I made my first European trip when I was two years old, just as my two older brothers had done before me (although I believe I was in the womb on one of our family trips). Every year, we would travel for a month, usually during the school semester, so my parents would give a note to the principal excusing us. We would receive homework, but never did it. I think somehow we knew that travel would be the best education we could get! By the time I was 11, I had crossed the Atlantic Ocean 18 times. Of course having a Dutch mother (actually born in Indonesia, but that’s another story) and an American father who worked for the airlines during the heyday of air travel (1960’s-70’s), I was destined to have been bitten by the travel bug. The fact that my family was musical sealed the deal on becoming a traveling musician.
My very first musical trip was in 1981 at the age of 19 when I’d just graduated GIT. My goal was to play in Europe and find a recording contract. By age 22, with several more trips under my belt, I eventually booked my trio (David Becker Tribune) a European tour. This would be a great eye opener to road life as a musician. From that first European leg, we toured another 3 months throughout the USA and hit close to 50 cities. A recording contract with MCA soon followed and the rest, as they say, is history.
Being a traveling musician for more than 30 years now, I have reached some interesting perspectives about life in general. The actual musical part of my travels is only about 2-3 hours a day if that, however the rest is still a very important performance. It’s a performance that you only get one shot at! Many have complained about the difficulties of road life and travel in general, but even after more than 50 years, I still enjoy the process. In fact, I enjoy it more now than ever.
I like living out of a suitcase and sleeping in hotels.
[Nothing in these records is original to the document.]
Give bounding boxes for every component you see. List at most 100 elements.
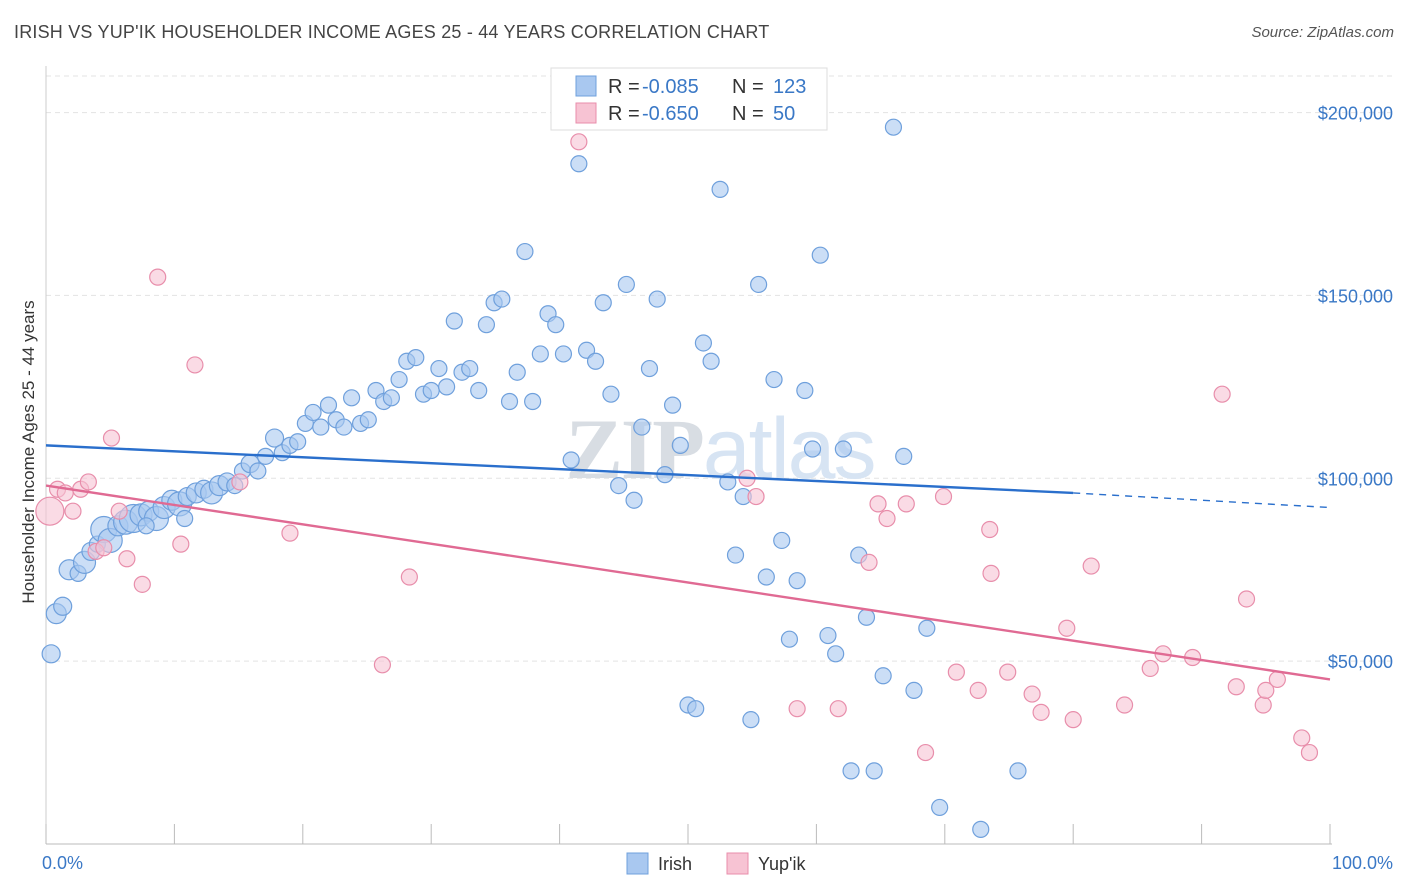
irish-point: [874, 667, 892, 685]
yupik-point: [400, 568, 418, 586]
irish-point: [918, 619, 936, 637]
irish-point: [663, 396, 682, 414]
irish-point: [438, 378, 456, 396]
irish-trend-line-extension: [1073, 492, 1331, 509]
yupik-trend-line: [45, 484, 1331, 681]
y-tick-label: $150,000: [1318, 286, 1393, 306]
yupik-point: [231, 473, 249, 491]
irish-point: [586, 352, 605, 370]
trend-lines: [45, 444, 1331, 681]
yupik-point: [878, 509, 896, 528]
legend-yupik-n-value: 50: [773, 103, 795, 125]
irish-point: [827, 645, 845, 663]
irish-point: [264, 428, 285, 448]
irish-point: [319, 396, 338, 414]
irish-point: [335, 418, 353, 436]
yupik-point: [373, 656, 392, 674]
irish-point: [249, 462, 267, 480]
irish-point: [602, 385, 620, 403]
irish-point: [694, 334, 713, 352]
irish-point: [711, 180, 729, 198]
irish-point: [726, 546, 745, 564]
irish-point: [493, 290, 511, 308]
yupik-point: [118, 550, 136, 568]
yupik-point: [860, 553, 878, 572]
yupik-point: [64, 502, 82, 520]
irish-point: [289, 433, 307, 451]
yupik-point: [1064, 711, 1082, 729]
irish-point: [422, 381, 440, 400]
irish-point: [461, 359, 479, 378]
irish-point: [137, 517, 155, 535]
yupik-point: [570, 133, 588, 151]
yupik-point: [1254, 696, 1272, 714]
yupik-points: [35, 133, 1319, 762]
y-tick-label: $50,000: [1328, 652, 1393, 672]
irish-point: [857, 608, 876, 626]
yupik-point: [1237, 590, 1256, 608]
yupik-point: [1257, 681, 1275, 700]
irish-point: [359, 411, 377, 429]
irish-point: [53, 596, 73, 616]
yupik-point: [186, 356, 204, 374]
yupik-point: [1227, 678, 1245, 696]
yupik-point: [35, 496, 65, 526]
irish-point: [516, 242, 534, 261]
irish-point: [508, 363, 526, 381]
yupik-point: [1082, 557, 1100, 575]
yupik-point: [969, 681, 987, 700]
yupik-point: [110, 502, 128, 520]
irish-point: [687, 700, 705, 718]
irish-point: [554, 345, 573, 363]
irish-point: [41, 644, 61, 664]
legend-irish-n-value: 123: [773, 76, 806, 98]
y-tick-label: $100,000: [1318, 469, 1393, 489]
bottom-legend-yupik-label: Yup'ik: [758, 854, 806, 874]
irish-point: [477, 316, 496, 334]
y-axis-label: Householder Income Ages 25 - 44 years: [19, 300, 38, 603]
grid-lines: [46, 75, 1394, 662]
yupik-point: [1300, 743, 1319, 762]
yupik-point: [102, 429, 121, 447]
irish-point: [671, 436, 689, 454]
irish-point: [382, 389, 400, 407]
yupik-point: [869, 495, 887, 513]
irish-point: [640, 359, 659, 378]
yupik-point: [79, 473, 97, 491]
irish-point: [342, 389, 361, 407]
yupik-point: [95, 539, 113, 557]
irish-point: [617, 275, 635, 294]
yupik-point: [934, 487, 953, 506]
irish-point: [750, 275, 768, 294]
irish-point: [811, 246, 829, 264]
irish-point: [884, 118, 903, 136]
legend-irish-r-label: R =: [608, 76, 640, 98]
y-tick-label: $200,000: [1318, 104, 1393, 124]
irish-point: [842, 762, 860, 780]
legend-yupik-r-label: R =: [608, 103, 640, 125]
yupik-point: [1023, 685, 1041, 703]
irish-point: [972, 820, 990, 838]
yupik-point: [947, 663, 965, 681]
irish-point: [430, 359, 448, 378]
yupik-point: [281, 524, 299, 542]
irish-point: [648, 290, 666, 308]
irish-point: [470, 381, 488, 400]
irish-point: [765, 370, 783, 389]
yupik-point: [133, 575, 151, 593]
irish-point: [390, 370, 408, 389]
chart-source: Source: ZipAtlas.com: [1251, 24, 1394, 41]
irish-trend-line: [45, 444, 1074, 495]
irish-point: [562, 451, 580, 469]
irish-point: [905, 681, 923, 700]
irish-point: [633, 418, 651, 436]
yupik-point: [897, 495, 915, 513]
x-tick-label: 100.0%: [1332, 853, 1393, 873]
irish-point: [312, 418, 330, 436]
irish-point: [742, 711, 760, 729]
irish-point: [547, 316, 565, 334]
irish-point: [865, 762, 883, 780]
yupik-point: [916, 743, 935, 762]
irish-point: [594, 294, 612, 312]
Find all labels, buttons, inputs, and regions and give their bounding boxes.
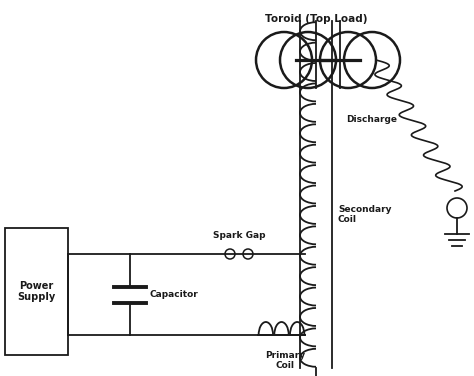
Text: Toroid (Top Load): Toroid (Top Load) xyxy=(265,14,367,24)
Text: Secondary
Coil: Secondary Coil xyxy=(338,205,392,224)
Text: Primary
Coil: Primary Coil xyxy=(265,351,306,370)
Circle shape xyxy=(225,249,235,259)
Text: Spark Gap: Spark Gap xyxy=(213,231,265,240)
Text: Power
Supply: Power Supply xyxy=(18,281,55,302)
Circle shape xyxy=(243,249,253,259)
Bar xyxy=(5,228,68,355)
Text: Capacitor: Capacitor xyxy=(150,290,199,299)
Text: Discharge: Discharge xyxy=(346,115,397,124)
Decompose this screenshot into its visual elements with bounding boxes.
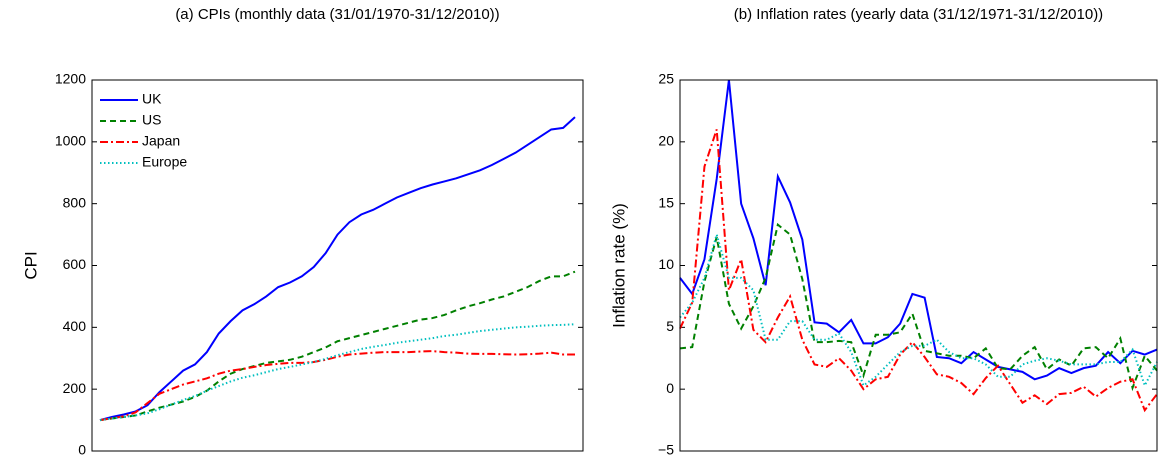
legend-label: Japan: [142, 133, 180, 149]
legend-label: US: [142, 112, 161, 128]
series-line: [679, 79, 1158, 381]
y-tick-label: 15: [658, 194, 674, 210]
y-tick-label: 1000: [55, 133, 86, 149]
series-line: [679, 222, 1158, 392]
y-tick-label: 10: [658, 256, 674, 272]
series-line: [99, 350, 575, 422]
y-tick-label: 400: [63, 318, 87, 334]
y-axis-label: CPI: [21, 251, 40, 279]
y-tick-label: −5: [658, 442, 674, 458]
y-tick-label: 25: [658, 71, 674, 87]
chart-title: (b) Inflation rates (yearly data (31/12/…: [734, 6, 1103, 23]
plot-frame: [91, 79, 584, 452]
series-line: [679, 129, 1158, 413]
series-line: [679, 230, 1158, 388]
y-tick-label: 200: [63, 380, 87, 396]
chart-title: (a) CPIs (monthly data (31/01/1970-31/12…: [175, 6, 499, 23]
legend-label: UK: [142, 91, 162, 107]
plot-frame: [679, 79, 1158, 452]
legend-label: Europe: [142, 154, 187, 170]
y-tick-label: 600: [63, 256, 87, 272]
series-line: [99, 270, 576, 422]
series-line: [99, 323, 576, 422]
y-axis-label: Inflation rate (%): [609, 203, 628, 328]
y-tick-label: 0: [78, 442, 86, 458]
y-tick-label: 5: [666, 318, 674, 334]
y-tick-label: 20: [658, 133, 674, 149]
y-tick-label: 1200: [55, 71, 86, 87]
y-tick-label: 0: [666, 380, 674, 396]
series-line: [99, 116, 576, 422]
y-tick-label: 800: [63, 194, 87, 210]
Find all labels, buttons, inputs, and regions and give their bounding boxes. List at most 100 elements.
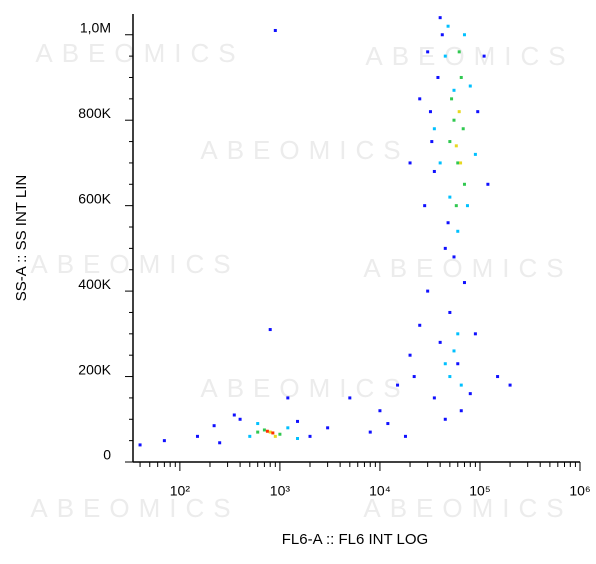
- data-point: [368, 430, 372, 434]
- x-axis-title: FL6-A :: FL6 INT LOG: [282, 531, 428, 548]
- data-point: [232, 413, 236, 417]
- data-point: [459, 161, 463, 165]
- data-point: [457, 110, 461, 114]
- data-point: [448, 195, 452, 199]
- watermark: ABEOMICS: [200, 373, 409, 403]
- data-point: [465, 204, 469, 208]
- data-point: [348, 396, 352, 400]
- data-point: [452, 255, 456, 259]
- data-point: [438, 340, 442, 344]
- data-point: [268, 430, 272, 434]
- data-point: [462, 33, 466, 37]
- data-point: [473, 152, 477, 156]
- x-tick-label: 10²: [170, 483, 191, 499]
- data-point: [412, 375, 416, 379]
- y-tick-label: 1,0M: [80, 19, 111, 35]
- y-tick-label: 800K: [78, 105, 111, 121]
- data-point: [452, 349, 456, 353]
- data-point: [278, 432, 282, 436]
- watermark: ABEOMICS: [30, 493, 239, 523]
- data-point: [426, 50, 430, 54]
- data-point: [286, 426, 290, 430]
- data-point: [138, 443, 142, 447]
- data-point: [273, 28, 277, 32]
- data-point: [448, 310, 452, 314]
- data-point: [452, 118, 456, 122]
- data-point: [448, 375, 452, 379]
- data-point: [296, 437, 300, 441]
- y-tick-label: 200K: [78, 361, 111, 377]
- data-point: [462, 182, 466, 186]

I guess I have always been somewhat nomadic, but I think this trait exists somewhere in all of our DNA. What is home really? I find the one night here or a week there is also a kind of home in itself and these situations offer the same pleasures and challenges of being in one place. The bottom line is we are all confronted by the constant interaction with other people and this is always a challenge no matter where you are or how you live.
In 2011, I reached the Million Miler frequent flyer status and like most business travelers, I spend a great deal of time in airports and on planes. I find it extremely interesting chatting with CEO’s, computer programmers, consultants, airline pilots, flight attendants or just people going on an overdue vacation. This brief interaction, which in some cases may only last a few minutes to a few hours depending on the circumstances, gives me the same resonance that performing a concert, teaching a master class or a recording session does. Even when the travel gods are against me, I still make it a point to remind myself how fortunate I am to be able to do this and I NEVER take it for granted! In fact, it has taught me a very valuable life lesson: the “grass is always greener” mentality exists everywhere and with everyone. Everywhere is paradise and everywhere is hell. What determines your destination is our attitude toward what is happening in that moment and how we choose to perceive it. A good rule of thumb I’ve learned is to always tell yourself no matter what happens, “It’s the best it can be right now.” Fighting the difficulties only makes things worse. Letting go of the fight does not mean giving up or giving in, it simply means you agree to be where you are and accept things as they are. As soon as you do this, things begin to ease up and it does actually get better. The road has also taught me be resilient, aware, grateful and most of all patient. I confess the last of the four is not always easy for me, but I do try to make the effort even if it is sometimes after the fact. Being impatient always makes the situation more unbearable, so again I follow my own words of wisdom. It’s just like practicing your instrument. Some days it flows easier than others.
When the final notes are played or the last flight is boarded, all I can take with me as carry on luggage are those moments of clear awareness.
I’m referring to a beautiful sunset, a nice conversation, a fine meal, a cafe latte, a group of Guanacos in the Andes, a bus ride in Hungary sitting next to an alcoholic, an overcrowded NYC subway ride in July, an impolite hotel clerk, a sarcastic waiter or waitress, an incompetent customer service rep, an annoying guy sitting next to me in seat 3B, a 6-hour flight delay, waiting for a hotel shuttle at 4am at Boston airport in the snow, a broken down tour bus in Argentina, etc. I think you get the idea of where I’m going with this.
Travel has taught me about life. It has taught me to see all places from the inside and from the outside. It has also taught me to keep my senses open and be ready to learn something new and most of all to be tolerant of whatever or whoever comes my way. As I continue my lifelong tour, I will remind myself of the things that are most important and I will simply enjoy each moment, because that’s all there is.